TV3CAT
- Country: Spain
- Broadcast area: International
- Headquarters: Sant Joan Despí

Programming
- Language: Catalan
- Picture format: 1080i HDTV

Ownership
- Owner: Catalan Media Corporation (Television of Catalonia)
- Sister channels: TV3

History
- Launched: 10 September 1995; 30 years ago
- Former names: Televisió de Catalunya Internacional (1995–2009)

Availability

Terrestrial
- DTT: Balearic Islands: 26 UHF

Streaming media
- Watch live

= TV3CAT =

Catalonian international television channel

TV3CAT (known as Televisió de Catalunya Internacional until 29 May 2009) is an international Catalan language television channel owned by Catalan Media Corporation (CCMA) and operated by Television of Catalonia (TVC), a division of the CCMA.

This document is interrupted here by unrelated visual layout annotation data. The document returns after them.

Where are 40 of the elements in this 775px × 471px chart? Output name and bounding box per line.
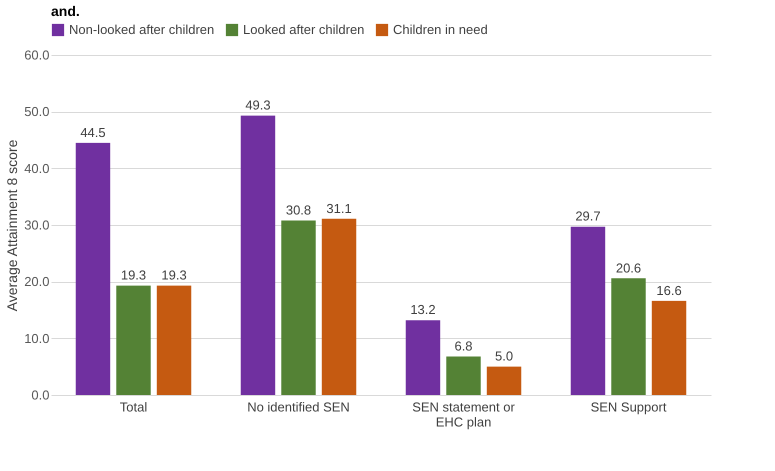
bar: [281, 220, 316, 395]
y-tick-label: 50.0: [24, 104, 50, 120]
y-tick-label: 10.0: [24, 330, 50, 346]
bar: [76, 142, 110, 395]
data-label: 19.3: [161, 268, 187, 283]
legend-label: Children in need: [393, 22, 488, 37]
chart-title: and.: [51, 3, 80, 19]
y-axis-title: Average Attainment 8 score: [4, 139, 20, 312]
bar: [240, 116, 276, 395]
data-label: 30.8: [286, 202, 312, 218]
bar: [406, 320, 440, 395]
legend-label: Looked after children: [243, 22, 364, 37]
bar: [570, 226, 606, 395]
bar: [322, 218, 356, 395]
data-label: 16.6: [656, 282, 682, 298]
x-tick-label: Total: [120, 400, 148, 414]
y-tick-label: 0.0: [31, 388, 50, 402]
data-label: 6.8: [454, 338, 473, 354]
bar: [486, 366, 522, 395]
x-tick-label: SEN statement or EHC plan: [412, 400, 516, 430]
data-label: 5.0: [494, 348, 514, 364]
data-label: 49.3: [245, 98, 271, 113]
data-label: 19.3: [120, 268, 146, 283]
y-tick-label: 20.0: [24, 274, 50, 290]
bar: [611, 278, 646, 395]
y-tick-label: 30.0: [24, 218, 50, 232]
bar: [156, 286, 192, 395]
data-label: 20.6: [616, 260, 642, 276]
data-label: 31.1: [326, 200, 352, 216]
bar: [116, 286, 151, 395]
legend-label: Non-looked after children: [69, 22, 214, 37]
data-label: 44.5: [80, 124, 106, 140]
x-tick-label: No identified SEN: [247, 400, 350, 414]
bar: [446, 356, 481, 395]
x-tick-label: SEN Support: [590, 400, 667, 414]
y-tick-label: 60.0: [24, 48, 50, 62]
data-label: 13.2: [410, 302, 436, 318]
y-tick-label: 40.0: [24, 160, 50, 176]
data-label: 29.7: [575, 208, 601, 224]
bar: [652, 300, 686, 395]
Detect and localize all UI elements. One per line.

Launched on Sunday 10 September 1995 as Televisió de Catalunya Internacional, its name was changed to TV3CAT on 29 May 2009. That channel was beaming to Europe through Astra satellite and America through Hispasat satellite. TV3CAT belonged to a group of channels where it was found programs from TV3, El 33, Super3, Esport3 and 3CatInfo. Since 1 May 2012, it stopped broadcasting on satellite television due to political financial cuts. The station continue broadcasting internationally via the internet and through cable and fiber operators.

==History==
The channel started broadcasting on 10 September 1995 as Televisió de Catalunya Satéllit, with a 36-hour broadcast on the Hot Bird I satellite in Europe and north Africa, and on the Galaxy IV and Intelsat K satellites for most of the Americas, coinciding with Catalonia's National Day. This initial broadcast was seen as illegal by the Ministry of Public Administration, Transports and the Environment as illegal, not just because of its experimental character, but also because, in order for the autonomous channels of Spain to broadcast nationwide, there would be a reworking of the existing media law. The goal was to deliver Catalan programming for the diaspora of 400,000 Catalans living abroad; the same transponder also included a subcarrier with Catalunya Ràdio. The total cost was of 10 million pesetas, with four sponsors, with which TVC expected to receive 25 million pesetas from the experiment. TVC's goal was to commence regular satellite broadcasts in mid-1996.

On 21 July 2003, coinciding with the Vía Digital-CSD merger, TVC shut down the Hispasat feed (TVC Sat) and merged it into the Astra feed (TVCi), making it available on both satellites, on cable networks and on the TVC DTT multiplex.

On 1 May 2012, TV3CAT ceased satellite transmissions to Europe and the Americas, while strengthening its online presence.